Studies continue regarding quality of care in nursing homes

Studies show a significant decline in quality of nursing home care for blacks compared to whites.
Elderly black Americans in nursing homes get worse care than that enjoyed by their white counterparts.  "If you're black, you're much more likely to get your care in a nursing home that's not so good, relative to nursing homes that are serving predominantly white patients," Dr Vincent Mor, head of the department of community health at Rhode Island-based Brown University's school of medicine, told AFP on Tuesday.

Mor was a lead author of the study which looked at "racial segregation in US nursing homes and its relationship to racial disparities in the quality of care."  The study cited race data from nursing homes found US nursing homes remain relatively segregated by race.

"Blacks are much more likely than whites to be located in nursing homes that have serious deficiencies, lower staffing ratios, and greater financial vulnerability," the study showed.

Another study led by Brown University researchers and due to be published in June in the Health Services Research medical journal, looked at the rate of hospitalization of nursing home residents.
That study showed that 24.1 percent of black nursing home residents required hospitalization  compared with 18.5 percent white residents.   It found that nursing homes "with high concentrations of blacks had 20 percent higher odds ... of hospitalization than residents in nursing homes with no blacks", and linked the quality of care to the reimbursement policies of Medicaid, the US program for those unable to pay for healthcare.

The rate of hospitalization was an indicator of performance, as were "a whole variety of different measures of quality in terms of regulatory compliance, staffing levels, and so on," Mor explained.

"Both studies clearly suggest that nursing homes which have a predominance or much higher proportion of African-American residents perform more poorly," Mor said.
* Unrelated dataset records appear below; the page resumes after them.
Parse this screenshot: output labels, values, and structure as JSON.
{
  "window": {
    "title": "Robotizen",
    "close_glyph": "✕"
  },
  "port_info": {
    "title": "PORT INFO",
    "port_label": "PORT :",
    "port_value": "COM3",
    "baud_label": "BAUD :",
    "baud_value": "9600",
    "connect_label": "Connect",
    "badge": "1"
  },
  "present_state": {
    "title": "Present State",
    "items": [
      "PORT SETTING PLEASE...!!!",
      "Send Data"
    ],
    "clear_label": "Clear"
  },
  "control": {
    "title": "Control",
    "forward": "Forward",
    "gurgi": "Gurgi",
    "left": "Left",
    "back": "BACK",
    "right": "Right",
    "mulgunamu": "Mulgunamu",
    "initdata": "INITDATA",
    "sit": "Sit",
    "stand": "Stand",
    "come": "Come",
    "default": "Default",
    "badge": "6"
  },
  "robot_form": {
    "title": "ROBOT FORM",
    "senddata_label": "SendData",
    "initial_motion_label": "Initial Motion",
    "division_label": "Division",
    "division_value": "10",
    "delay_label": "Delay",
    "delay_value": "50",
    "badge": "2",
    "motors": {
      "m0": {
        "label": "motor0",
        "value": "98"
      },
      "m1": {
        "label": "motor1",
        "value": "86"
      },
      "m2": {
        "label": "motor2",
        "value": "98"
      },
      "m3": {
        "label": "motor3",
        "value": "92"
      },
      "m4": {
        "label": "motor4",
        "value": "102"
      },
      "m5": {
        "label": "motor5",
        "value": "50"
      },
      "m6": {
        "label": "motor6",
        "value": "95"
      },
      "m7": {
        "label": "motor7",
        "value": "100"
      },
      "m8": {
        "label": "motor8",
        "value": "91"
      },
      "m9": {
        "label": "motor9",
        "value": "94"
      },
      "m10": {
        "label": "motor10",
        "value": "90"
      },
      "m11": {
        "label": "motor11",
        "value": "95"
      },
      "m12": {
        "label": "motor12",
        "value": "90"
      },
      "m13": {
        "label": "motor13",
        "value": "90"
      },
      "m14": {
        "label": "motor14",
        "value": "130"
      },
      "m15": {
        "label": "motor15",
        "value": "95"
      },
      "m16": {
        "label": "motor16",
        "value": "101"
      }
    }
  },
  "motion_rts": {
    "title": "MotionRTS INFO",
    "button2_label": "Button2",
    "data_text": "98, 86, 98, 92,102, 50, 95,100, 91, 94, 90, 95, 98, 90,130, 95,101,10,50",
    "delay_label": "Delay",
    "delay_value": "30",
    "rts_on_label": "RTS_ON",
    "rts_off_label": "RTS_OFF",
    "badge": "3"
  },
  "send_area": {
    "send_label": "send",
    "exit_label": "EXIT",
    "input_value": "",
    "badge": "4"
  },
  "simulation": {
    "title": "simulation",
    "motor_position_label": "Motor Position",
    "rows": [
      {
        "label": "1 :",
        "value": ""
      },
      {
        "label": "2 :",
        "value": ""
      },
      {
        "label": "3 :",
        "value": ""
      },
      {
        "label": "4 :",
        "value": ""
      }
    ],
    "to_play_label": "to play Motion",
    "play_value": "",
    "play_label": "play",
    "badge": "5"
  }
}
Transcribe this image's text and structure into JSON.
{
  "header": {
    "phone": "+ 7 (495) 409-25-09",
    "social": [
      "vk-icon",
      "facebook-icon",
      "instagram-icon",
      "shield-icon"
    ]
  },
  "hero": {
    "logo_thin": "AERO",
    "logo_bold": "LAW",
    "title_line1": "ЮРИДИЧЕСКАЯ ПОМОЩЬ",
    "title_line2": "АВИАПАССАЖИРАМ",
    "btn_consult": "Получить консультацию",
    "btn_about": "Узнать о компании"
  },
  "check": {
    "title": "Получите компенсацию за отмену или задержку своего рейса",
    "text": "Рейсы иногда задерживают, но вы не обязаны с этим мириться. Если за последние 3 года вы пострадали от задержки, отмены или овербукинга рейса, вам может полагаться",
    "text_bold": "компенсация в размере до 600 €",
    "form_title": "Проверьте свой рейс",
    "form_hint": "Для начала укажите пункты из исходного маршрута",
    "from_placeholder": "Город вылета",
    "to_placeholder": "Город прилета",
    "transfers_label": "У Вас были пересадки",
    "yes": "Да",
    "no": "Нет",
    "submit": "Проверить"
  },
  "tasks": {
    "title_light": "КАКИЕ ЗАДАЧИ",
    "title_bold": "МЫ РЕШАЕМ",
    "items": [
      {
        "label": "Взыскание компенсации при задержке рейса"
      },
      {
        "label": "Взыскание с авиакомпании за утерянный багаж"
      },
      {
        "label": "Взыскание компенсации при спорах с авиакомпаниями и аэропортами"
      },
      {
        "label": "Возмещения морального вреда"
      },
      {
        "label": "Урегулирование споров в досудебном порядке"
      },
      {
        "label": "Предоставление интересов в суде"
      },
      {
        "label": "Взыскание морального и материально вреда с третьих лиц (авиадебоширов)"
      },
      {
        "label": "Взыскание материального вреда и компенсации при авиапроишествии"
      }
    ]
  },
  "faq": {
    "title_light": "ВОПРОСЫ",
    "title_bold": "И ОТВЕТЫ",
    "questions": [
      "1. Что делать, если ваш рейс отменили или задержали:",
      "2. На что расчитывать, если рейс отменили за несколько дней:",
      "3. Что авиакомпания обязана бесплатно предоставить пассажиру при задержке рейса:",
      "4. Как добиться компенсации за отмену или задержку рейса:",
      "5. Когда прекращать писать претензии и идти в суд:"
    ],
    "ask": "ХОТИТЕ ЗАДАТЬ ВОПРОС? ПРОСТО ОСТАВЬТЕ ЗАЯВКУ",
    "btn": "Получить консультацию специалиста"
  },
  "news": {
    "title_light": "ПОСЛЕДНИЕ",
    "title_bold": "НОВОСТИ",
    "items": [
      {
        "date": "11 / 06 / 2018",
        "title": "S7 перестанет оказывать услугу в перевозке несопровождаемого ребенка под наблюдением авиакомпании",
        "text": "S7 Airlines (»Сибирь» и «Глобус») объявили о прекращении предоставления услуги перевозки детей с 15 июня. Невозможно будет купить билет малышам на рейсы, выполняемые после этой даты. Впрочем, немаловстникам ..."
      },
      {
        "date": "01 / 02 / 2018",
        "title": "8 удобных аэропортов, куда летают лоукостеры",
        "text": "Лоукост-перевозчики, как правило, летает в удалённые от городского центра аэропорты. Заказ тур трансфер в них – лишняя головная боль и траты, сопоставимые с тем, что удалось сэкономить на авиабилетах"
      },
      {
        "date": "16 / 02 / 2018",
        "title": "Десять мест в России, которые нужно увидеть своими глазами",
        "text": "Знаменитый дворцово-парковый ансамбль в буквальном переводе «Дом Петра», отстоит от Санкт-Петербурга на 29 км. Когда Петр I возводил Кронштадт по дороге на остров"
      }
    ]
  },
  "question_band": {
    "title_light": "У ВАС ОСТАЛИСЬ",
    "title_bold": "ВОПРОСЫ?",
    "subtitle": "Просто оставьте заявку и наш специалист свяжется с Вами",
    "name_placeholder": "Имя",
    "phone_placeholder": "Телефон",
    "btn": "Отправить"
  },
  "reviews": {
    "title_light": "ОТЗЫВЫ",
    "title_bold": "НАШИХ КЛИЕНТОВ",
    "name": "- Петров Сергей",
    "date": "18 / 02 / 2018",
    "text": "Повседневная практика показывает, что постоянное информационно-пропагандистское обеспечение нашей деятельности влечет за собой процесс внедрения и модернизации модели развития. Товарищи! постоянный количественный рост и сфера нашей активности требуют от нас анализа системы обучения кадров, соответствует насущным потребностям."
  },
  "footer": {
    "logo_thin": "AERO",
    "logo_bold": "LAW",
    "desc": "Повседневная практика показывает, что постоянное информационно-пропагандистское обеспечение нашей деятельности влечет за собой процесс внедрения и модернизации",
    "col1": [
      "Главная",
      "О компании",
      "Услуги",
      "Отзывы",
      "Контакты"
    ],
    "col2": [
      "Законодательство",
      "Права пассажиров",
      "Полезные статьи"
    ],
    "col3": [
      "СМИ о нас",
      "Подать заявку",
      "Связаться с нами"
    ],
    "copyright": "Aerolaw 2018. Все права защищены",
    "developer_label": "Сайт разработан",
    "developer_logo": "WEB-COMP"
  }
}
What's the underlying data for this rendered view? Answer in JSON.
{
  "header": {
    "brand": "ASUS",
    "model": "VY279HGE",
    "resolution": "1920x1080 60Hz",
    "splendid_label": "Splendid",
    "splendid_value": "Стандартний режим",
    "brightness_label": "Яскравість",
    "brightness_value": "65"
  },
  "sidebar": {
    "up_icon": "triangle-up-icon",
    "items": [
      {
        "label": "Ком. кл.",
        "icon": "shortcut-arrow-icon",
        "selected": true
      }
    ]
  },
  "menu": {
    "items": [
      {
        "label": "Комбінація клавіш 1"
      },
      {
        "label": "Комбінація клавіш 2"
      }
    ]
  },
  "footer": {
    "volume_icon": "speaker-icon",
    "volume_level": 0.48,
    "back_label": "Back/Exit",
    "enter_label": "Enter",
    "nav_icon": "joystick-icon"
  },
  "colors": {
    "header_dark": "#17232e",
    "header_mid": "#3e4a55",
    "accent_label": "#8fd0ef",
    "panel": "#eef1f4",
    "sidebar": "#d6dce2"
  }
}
Segregation in our nursing homes?

A new study indicates that segregation is alive and well in America's nursing homes.  Elderly and ill blacks in the United States are more likely to live in poor-quality nursing homes, researchers said on Tuesday in a study that shows clear patterns of segregation persist.

"This study shows us that racial segregation has a significant impact on the quality of care received by nursing home residents," David Barton Smith of Temple University in Philadelphia, who led the study, said in a statement.

Barton Smith's team used U.S. government data on 1.5 million patients in 14,374 nursing homes in 2000, covering close to 90 percent of all nursing homes and residents.

"Blacks were nearly twice as likely as whites to be located in a nursing home that was subsequently terminated from Medicare and Medicaid participation because of poor quality," they wrote in their report.

The researchers said their report follows up on some well-established research on disparities in U.S. health care, which shows blacks get poorer care regardless of what kind of health insurance they have.

"Before Medicare and Medicaid were implemented in 1966, nursing homes in the South were totally segregated by Jim Crow laws and in the North almost as much by patterns of use and admission practices," they wrote.